Fig season begins in late summer and ends in early autumn. It's a brief season, but fig trees are prolific producers and you're likely to find an abundance of them at the farmer's market or in your local grocery store. And, once you've eaten your fill of fresh figs, take the time to make yourself a fig tart. It's worth it.
While you can roast figs or bake them in a tart, I like them fresh - nestled on top of a honey-sweet yogurt filling and a shortbread cookie crust that's flavored with orange zest and rosemary. And while it looks daunting, it's actually a pretty simple recipe to prepare.
What's in the tart?
There are three components to this Fig Tart: the shortbread crust, the yogurt filling, and the fresh fig topping. And, together, they make a simple, nourishing, and flavor-forward summer dessert.
This fig tart starts with a thick, crumbly shortbread cookie crust. You can make it from einkorn flour, an ancient variety of wheat, which has a soft texture and rich flavor that works really well for pastries and cookies. A touch of orange zest and finely chopped rosemary works well here, but you can skip it, too, and the crust won't suffer for its loss.
You'll fill the tart with mascarpone cheese and yogurt that you've sweetened with just a little bit of honey. The key is to whip it to an ethereal lightness which you can do by hand, or in a stand mixer. And a touch of gelatin will help set the filling so it stands on its own and is easy to slice and serve.
Finally, top it with fresh figs and slivered almonds. You can slice the figs in rounds and lay them on top of the tart, but I prefer to quarter them.
Tips for Making This Fig Tart
- Allow plenty of time for your filling to set. That means at least 4 hours in the fridge, although overnight is better.
- Press the tart dough into the pan instead of rolling it out. It's a sticky dough that gives you a wonderful crust similar to shortbread, but rolling it out is a chore.
- Line the pan with parchment paper. It'll make it easier to unmold the tart, with less breakage and cracking.
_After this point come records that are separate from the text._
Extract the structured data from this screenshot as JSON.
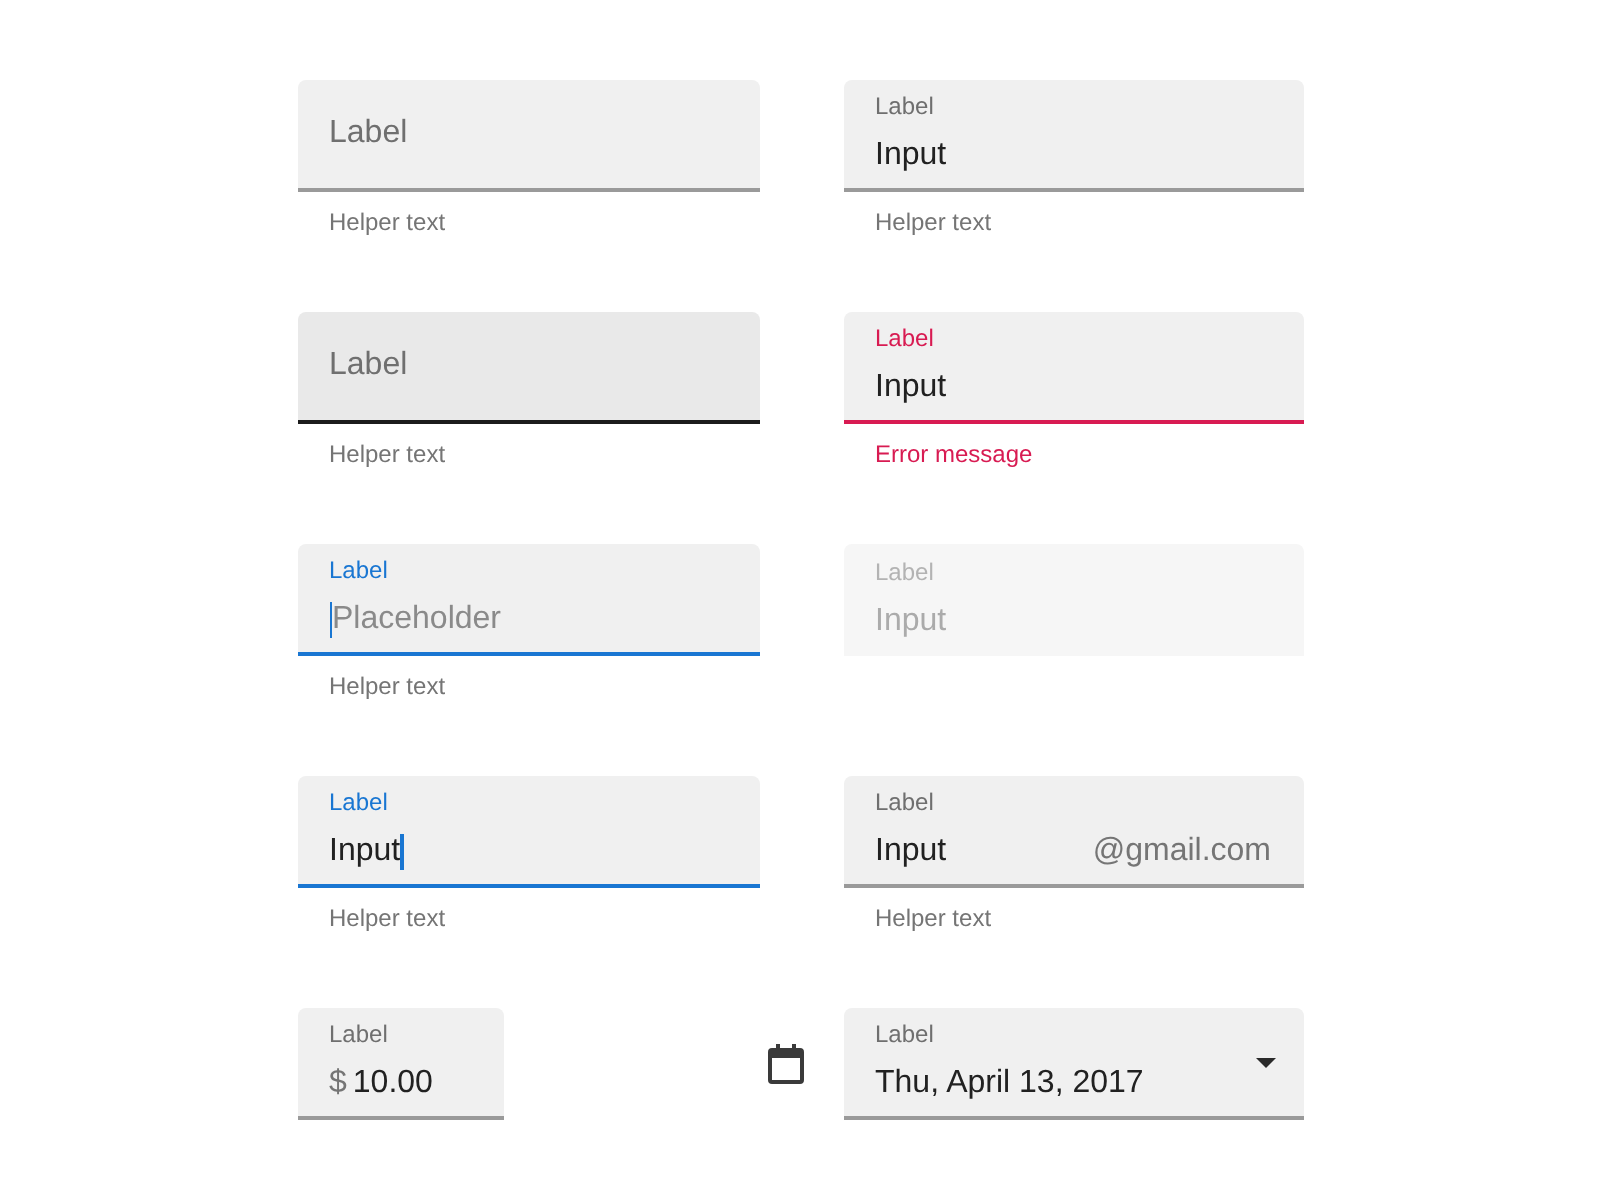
{
  "rows": [
    {
      "fields": [
        {
          "kind": "text",
          "label": "Label",
          "hovered": false,
          "focused": false,
          "error": false,
          "disabled": false,
          "helper": "Helper text"
        },
        {
          "kind": "text",
          "label": "Label",
          "value": "Input",
          "hovered": false,
          "focused": false,
          "error": false,
          "disabled": false,
          "helper": "Helper text"
        }
      ]
    },
    {
      "fields": [
        {
          "kind": "text",
          "label": "Label",
          "hovered": true,
          "focused": false,
          "error": false,
          "disabled": false,
          "helper": "Helper text"
        },
        {
          "kind": "text",
          "label": "Label",
          "value": "Input",
          "hovered": false,
          "focused": false,
          "error": true,
          "disabled": false,
          "helper": "Error message"
        }
      ]
    },
    {
      "fields": [
        {
          "kind": "text",
          "label": "Label",
          "placeholder": "Placeholder",
          "hovered": false,
          "focused": true,
          "error": false,
          "disabled": false,
          "helper": "Helper text"
        },
        {
          "kind": "text",
          "label": "Label",
          "value": "Input",
          "hovered": false,
          "focused": false,
          "error": false,
          "disabled": true
        }
      ]
    },
    {
      "fields": [
        {
          "kind": "text",
          "label": "Label",
          "value": "Input",
          "hovered": false,
          "focused": true,
          "error": false,
          "disabled": false,
          "helper": "Helper text"
        },
        {
          "kind": "text",
          "label": "Label",
          "value": "Input",
          "suffix": "@gmail.com",
          "hovered": false,
          "focused": false,
          "error": false,
          "disabled": false,
          "helper": "Helper text"
        }
      ]
    },
    {
      "fields": [
        {
          "kind": "currency",
          "label": "Label",
          "prefix": "$",
          "value": "10.00",
          "hovered": false,
          "focused": false,
          "error": false,
          "disabled": false
        },
        {
          "kind": "date",
          "label": "Label",
          "value": "Thu, April 13, 2017",
          "hovered": false,
          "focused": false,
          "error": false,
          "disabled": false
        }
      ]
    }
  ]
}
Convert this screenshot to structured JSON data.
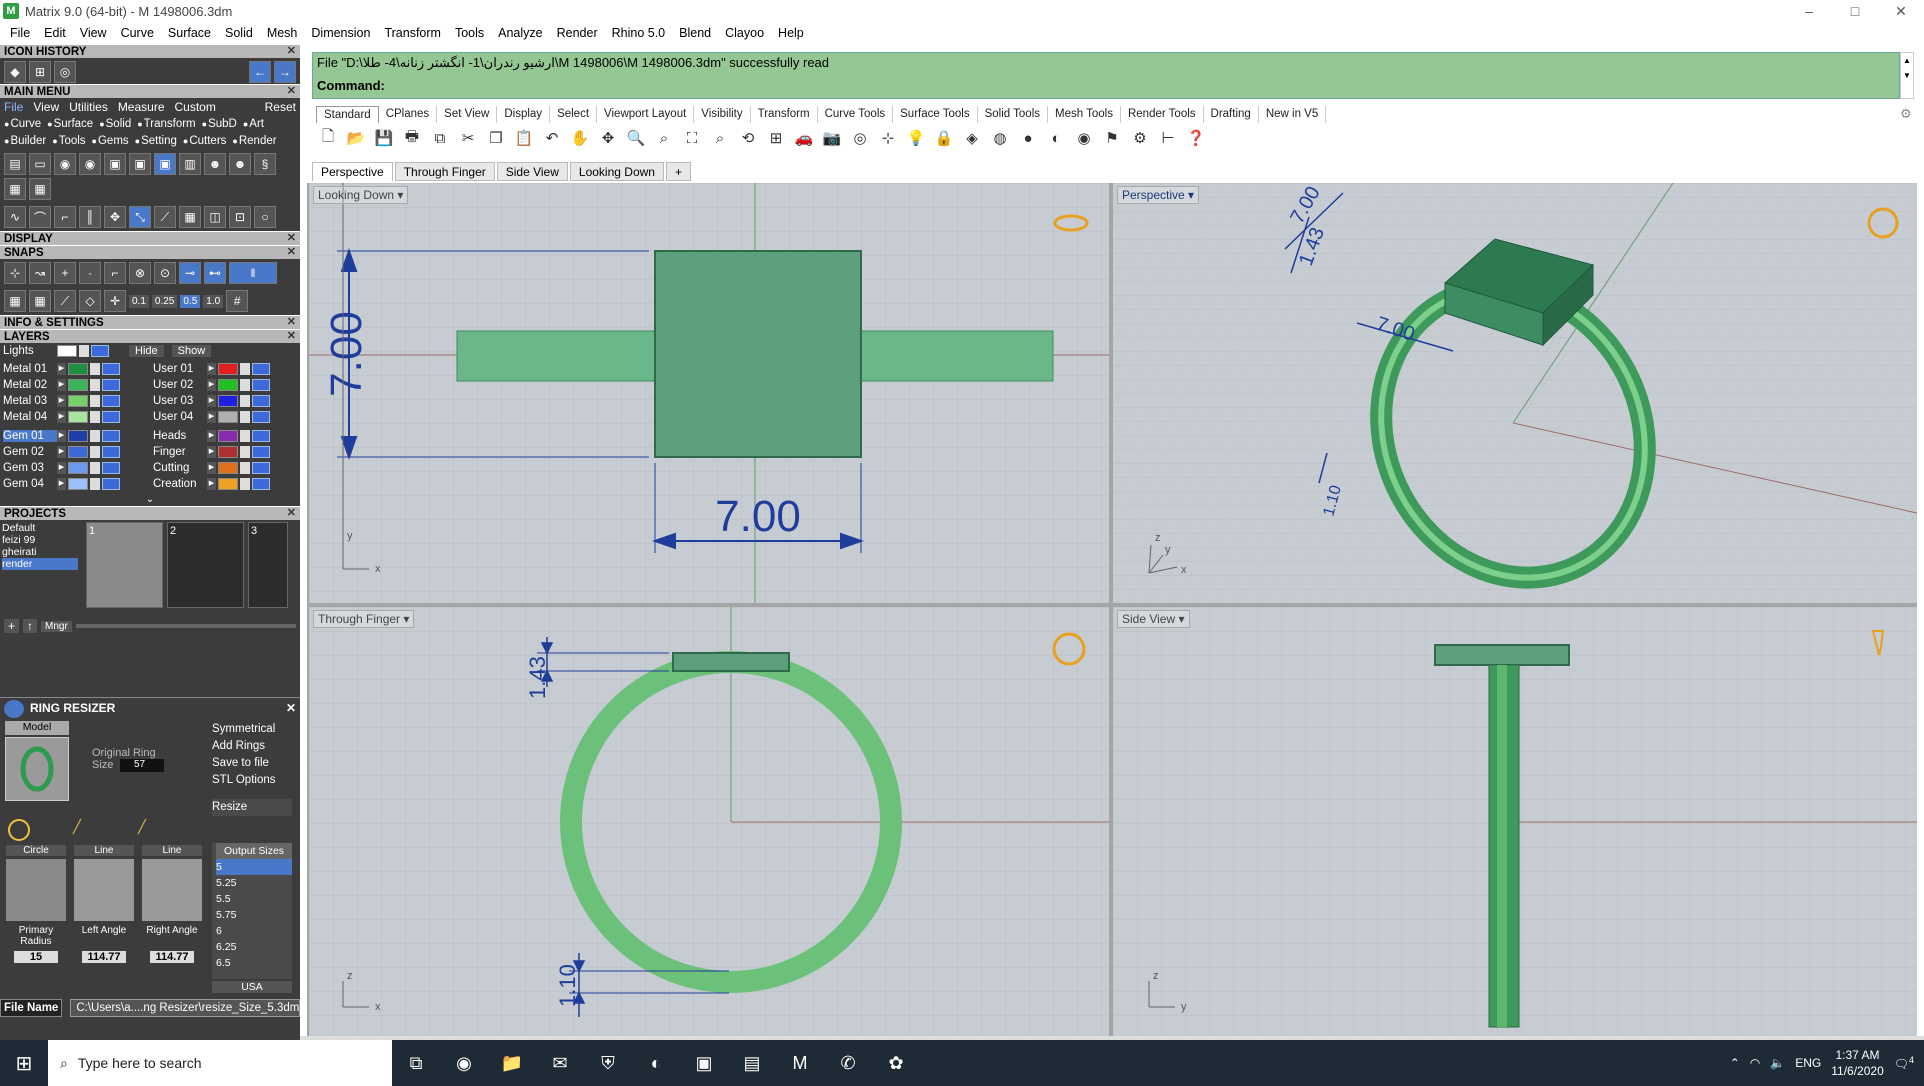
{
  "window": {
    "title": "Matrix 9.0 (64-bit) - M 1498006.3dm",
    "app_icon": "M",
    "controls": [
      "–",
      "□",
      "✕"
    ]
  },
  "menu": [
    "File",
    "Edit",
    "View",
    "Curve",
    "Surface",
    "Solid",
    "Mesh",
    "Dimension",
    "Transform",
    "Tools",
    "Analyze",
    "Render",
    "Rhino 5.0",
    "Blend",
    "Clayoo",
    "Help"
  ],
  "left_panel": {
    "icon_history": "ICON HISTORY",
    "main_menu": "MAIN MENU",
    "main_menu_tabs": [
      "File",
      "View",
      "Utilities",
      "Measure",
      "Custom"
    ],
    "reset": "Reset",
    "categories": [
      "Curve",
      "Surface",
      "Solid",
      "Transform",
      "SubD",
      "Art",
      "Builder",
      "Tools",
      "Gems",
      "Setting",
      "Cutters",
      "Render"
    ],
    "display": "DISPLAY",
    "snaps": "SNAPS",
    "snap_values": [
      "0.1",
      "0.25",
      "0.5",
      "1.0"
    ],
    "info_settings": "INFO & SETTINGS",
    "layers_title": "LAYERS",
    "lights": "Lights",
    "hide": "Hide",
    "show": "Show",
    "layers_left": [
      {
        "name": "Metal 01",
        "color": "#1e8f3e"
      },
      {
        "name": "Metal 02",
        "color": "#3cb45a"
      },
      {
        "name": "Metal 03",
        "color": "#78d06a"
      },
      {
        "name": "Metal 04",
        "color": "#a8e6a0"
      },
      {
        "name": "Gem 01",
        "color": "#1e3fa8"
      },
      {
        "name": "Gem 02",
        "color": "#3c6ad8"
      },
      {
        "name": "Gem 03",
        "color": "#6a9aee"
      },
      {
        "name": "Gem 04",
        "color": "#9cc0f8"
      }
    ],
    "layers_right": [
      {
        "name": "User 01",
        "color": "#e02020"
      },
      {
        "name": "User 02",
        "color": "#20c020"
      },
      {
        "name": "User 03",
        "color": "#2020e0"
      },
      {
        "name": "User 04",
        "color": "#b0b0b0"
      },
      {
        "name": "Heads",
        "color": "#8a2ab0"
      },
      {
        "name": "Finger",
        "color": "#b03030"
      },
      {
        "name": "Cutting",
        "color": "#e07020"
      },
      {
        "name": "Creation",
        "color": "#f0a020"
      }
    ],
    "projects_title": "PROJECTS",
    "projects": [
      "Default",
      "feizi 99",
      "gheirati",
      "render"
    ],
    "project_slots": [
      "1",
      "2",
      "3"
    ],
    "mngr": "Mngr",
    "ring_resizer": {
      "title": "RING  RESIZER",
      "model": "Model",
      "original_ring_label": "Original Ring",
      "size_label": "Size",
      "size_value": "57",
      "options": [
        "Symmetrical",
        "Add Rings",
        "Save to file",
        "STL Options"
      ],
      "resize": "Resize",
      "tool_labels": [
        "Circle",
        "Line",
        "Line"
      ],
      "output_sizes_title": "Output Sizes",
      "output_sizes": [
        "5",
        "5.25",
        "5.5",
        "5.75",
        "6",
        "6.25",
        "6.5"
      ],
      "output_unit": "USA",
      "primary_radius_label": "Primary Radius",
      "primary_radius": "15",
      "left_angle_label": "Left Angle",
      "left_angle": "114.77",
      "right_angle_label": "Right Angle",
      "right_angle": "114.77"
    },
    "file_name_label": "File Name",
    "file_name_value": "C:\\Users\\a....ng Resizer\\resize_Size_5.3dm"
  },
  "command": {
    "message": "File \"D:\\ارشیو رندران\\1- انگشتر زنانه\\4- طلا\\M 1498006\\M 1498006.3dm\" successfully read",
    "prompt": "Command:"
  },
  "tool_tabs": [
    "Standard",
    "CPlanes",
    "Set View",
    "Display",
    "Select",
    "Viewport Layout",
    "Visibility",
    "Transform",
    "Curve Tools",
    "Surface Tools",
    "Solid Tools",
    "Mesh Tools",
    "Render Tools",
    "Drafting",
    "New in V5"
  ],
  "viewport_tabs": [
    "Perspective",
    "Through Finger",
    "Side View",
    "Looking Down"
  ],
  "viewports": {
    "top_left": "Looking Down",
    "top_right": "Perspective",
    "bottom_left": "Through Finger",
    "bottom_right": "Side View"
  },
  "dimensions": {
    "looking_down_vertical": "7.00",
    "looking_down_horizontal": "7.00",
    "perspective_a": "7.00",
    "perspective_b": "1.43",
    "perspective_c": "7.00",
    "perspective_d": "1.10",
    "through_finger_top": "1.43",
    "through_finger_bottom": "1.10"
  },
  "axes": {
    "x": "x",
    "y": "y",
    "z": "z"
  },
  "taskbar": {
    "search_placeholder": "Type here to search",
    "lang": "ENG",
    "time": "1:37 AM",
    "date": "11/6/2020",
    "notifications": "4"
  },
  "colors": {
    "command_bg": "#95c794",
    "ring_green": "#6cc17a",
    "head_green": "#5a9e7a",
    "dim_blue": "#1f3d9a",
    "viewport_bg": "#c7ccd3"
  }
}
- Wait for the crust to cool completely before you fill the tart. A hot crust will melt your filling into a pool of liquid.
- Toss it in the freezer if you're pressed for time. It'll set in about 2 hours in the freezer.
- You can use Greek yogurt, raw milk yogurt, or just about any (plain!) yogurt you like. And your tart will come out fine.
- Mission figs, Calimyrna figs, Turkey figs, and any other variety work well. Use whatever is ripest and looks the best.
If anything, this tart is versatile. Accordingly, you can switch and swap just about any ingredient (or maybe even a few) and find that your results taste just fine.
So if you're dairy-free and need to drop the yogurt and mascarpone, there's an option for you. If you're gluten-free, there's an option for you. If you're not keen on honey, you can use another sweetener, and if you don't have a bottle of orange flower water or sprigs of rosemary in your kitchen, you can always swap it for something you like even better.
Skip the orange zest, rosemary, and orange flower water, and flavor the custard with vanilla extract instead.
Try flavoring the crust with a little powdered ginger, and topping the fig tart with candied ginger, too.
You can use coconut yogurt and coconut cream in place of yogurt and mascarpone cream.
Try using maple syrup or maple sugar instead of honey, because maple pairs beautifully with figs. You can even swirl a spoonful of bourbon into the custard, too.
You can roast the figs in the oven for a richer, more complex flavor. But make sure to cool them completely before topping the tart, or your filling will melt.
If you can't find figs, you can always top the tart with other fruit like clementines in winter or fresh berries during spring and summer.